Shiitake Thai Burgers

Author: Heidi Boortz
Servings : 4

Ingredients

  • 1/2 oz dried shiitake mushrooms
  • 1 lb ground beef 90% lean or leaner
  • 4 each 100% whole grain hamburger buns
  • 1 tsp bottled minced garlic
  • 2 green onion
  • 1/2 head baby bok choy or bok choy
  • 2 Tbsp miso paste
  • 1/4 cup mayonnaise no sugar listed in ingredients, such as Hak's®
  • 1 Tbsp Bragg Liquid Aminos or Coconut Aminos
  • 1/2 Tbsp natural peanut butter no sugar listed in ingredients
  • 1 tsp honey
  • 1/2 tsp white wine vinegar
  • 1 1/2 tsp sesame oil divided
  • 5 drops hot sauce
  • pepper to taste

Instructions

  • Combine mushrooms and 1 cup hot water.

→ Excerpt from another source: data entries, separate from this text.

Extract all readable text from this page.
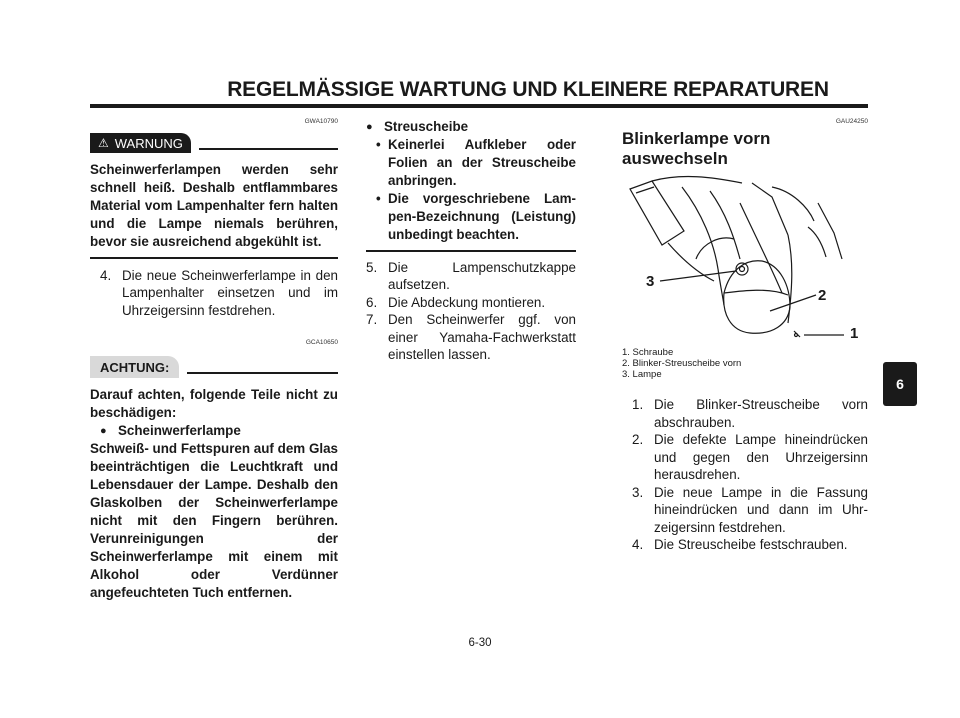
REGELMÄSSIGE WARTUNG UND KLEINERE REPARATUREN
GWA10790
⚠ WARNUNG
Scheinwerferlampen werden sehr schnell heiß. Deshalb entflammbares Material vom Lampenhalter fern halten und die Lampe niemals berühren, bevor sie ausreichend abgekühlt ist.
4. Die neue Scheinwerferlampe in den Lampenhalter einsetzen und im Uhrzeigersinn festdrehen.
GCA10650
ACHTUNG:
Darauf achten, folgende Teile nicht zu beschädigen:
● Scheinwerferlampe
Schweiß- und Fettspuren auf dem Glas beeinträchtigen die Leuchtkraft und Lebensdauer der Lampe. Deshalb den Glaskolben der Scheinwerferlampe nicht mit den Fingern berühren. Verunreinigungen der Scheinwerferlampe mit einem mit Alkohol oder Verdünner angefeuchteten Tuch entfernen.
● Streuscheibe
• Keinerlei Aufkleber oder Folien an der Streuscheibe anbringen.
• Die vorgeschriebene Lampen-Bezeichnung (Leistung) unbedingt beachten.
5. Die Lampenschutzkappe aufsetzen.
6. Die Abdeckung montieren.
7. Den Scheinwerfer ggf. von einer Yamaha-Fachwerkstatt einstellen lassen.
GAU24250
Blinkerlampe vorn
auswechseln
3
2
1
1. Schraube
2. Blinker-Streuscheibe vorn
3. Lampe
1. Die Blinker-Streuscheibe vorn abschrauben.
2. Die defekte Lampe hineindrücken und gegen den Uhrzeigersinn herausdrehen.
3. Die neue Lampe in die Fassung hineindrücken und dann im Uhrzeigersinn festdrehen.
4. Die Streuscheibe festschrauben.
6
6-30
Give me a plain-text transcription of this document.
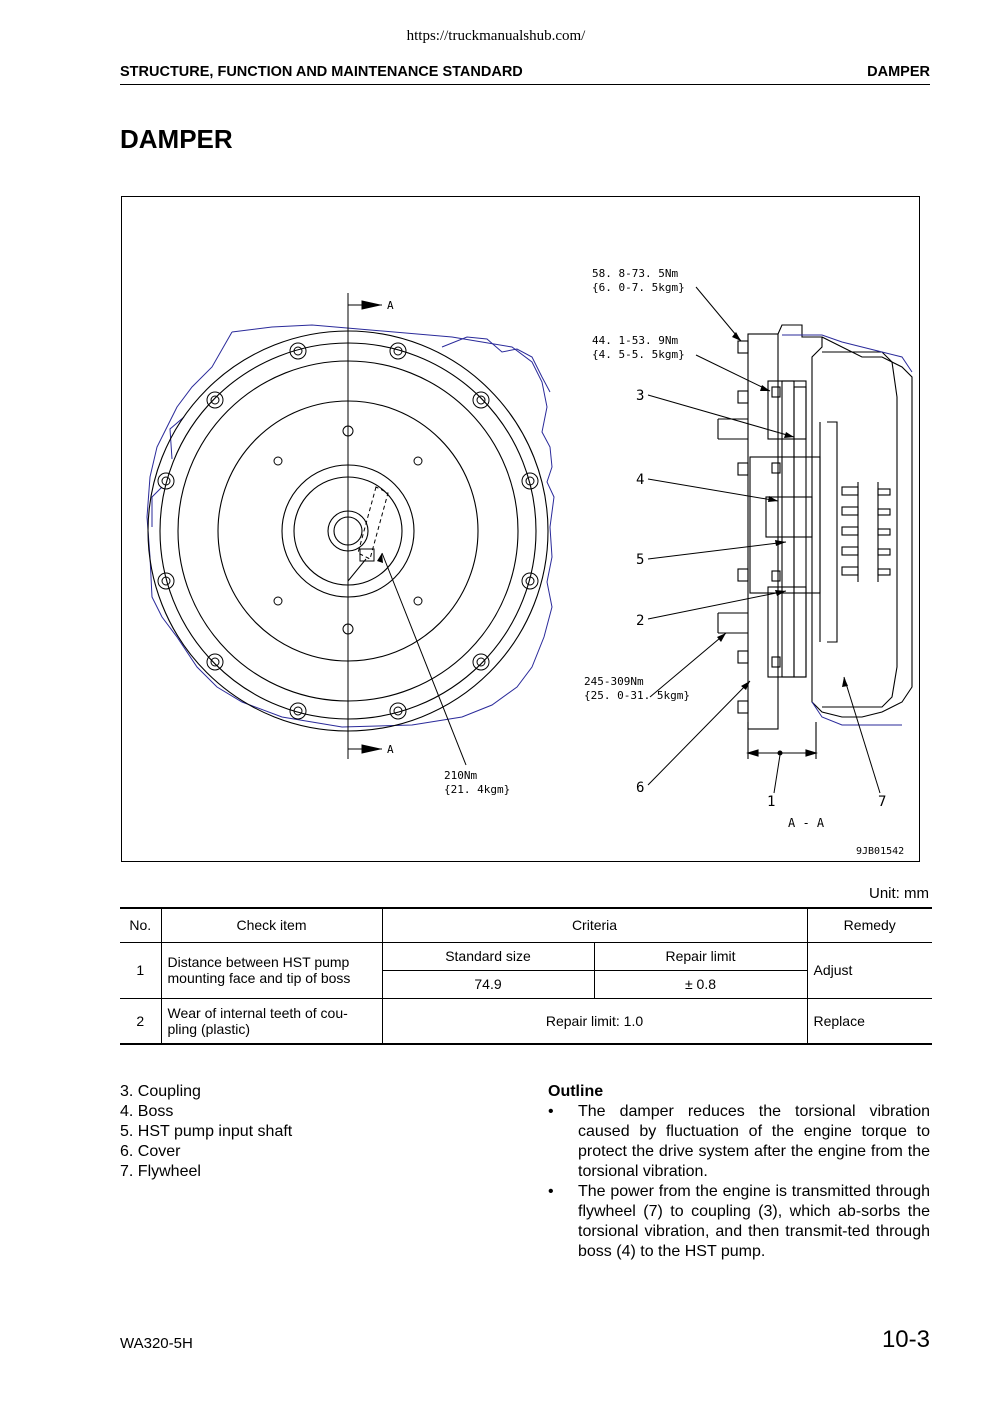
https://truckmanualshub.com/
STRUCTURE, FUNCTION AND MAINTENANCE STANDARD	DAMPER
DAMPER
A
A
58. 8-73. 5Nm
{6. 0-7. 5kgm}
44. 1-53. 9Nm
{4. 5-5. 5kgm}
245-309Nm
{25. 0-31. 5kgm}
210Nm
{21. 4kgm}
3
4
5
2
6
1	7
A - A
9JB01542
Unit: mm
No.	Check item	Criteria		Remedy
1	Distance between HST pump mounting face and tip of boss	Standard size	Repair limit	Adjust
		74.9	± 0.8	
2	Wear of internal teeth of cou-pling (plastic)	Repair limit: 1.0		Replace
3. Coupling
4. Boss
5. HST pump input shaft
6. Cover
7. Flywheel
Outline
• The damper reduces the torsional vibration caused by fluctuation of the engine torque to protect the drive system after the engine from the torsional vibration.
• The power from the engine is transmitted through flywheel (7) to coupling (3), which ab-sorbs the torsional vibration, and then transmit-ted through boss (4) to the HST pump.
WA320-5H	10-3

Let stand. Slice green onions and separate the whites from the greens. Set aside. Remove the stem from the bok choy. Rinse and thinly slice the bok choy; place in a bowl. Drizzle with 1 tsp sesame oil. Sprinkle with salt and pepper to taste. Set aside. Combine miso paste and mayonnaise. Set aside.
  • Drain mushrooms. Finely chop. Combine chopped mushrooms, beef, garlic, whites of green onions, bragg, peanut butter, honey, white wine vinegar, remaining sesame oil, and hot sauce. Form into 4 patties. Add 2 teaspoons olive oil to a large skillet. Heat until hot. Add patties. Cook 4 minutes per side. Remove to a plate. In same pan, toast the buns, cut sides down, for 1-2 minutes or until just a little toasty. Build the burgers with a bun bottom, patty, bok choy, and miso mixture, followed by a bun top.

Notes

For gluten free, omit buns or use whole grain gluten free buns if available.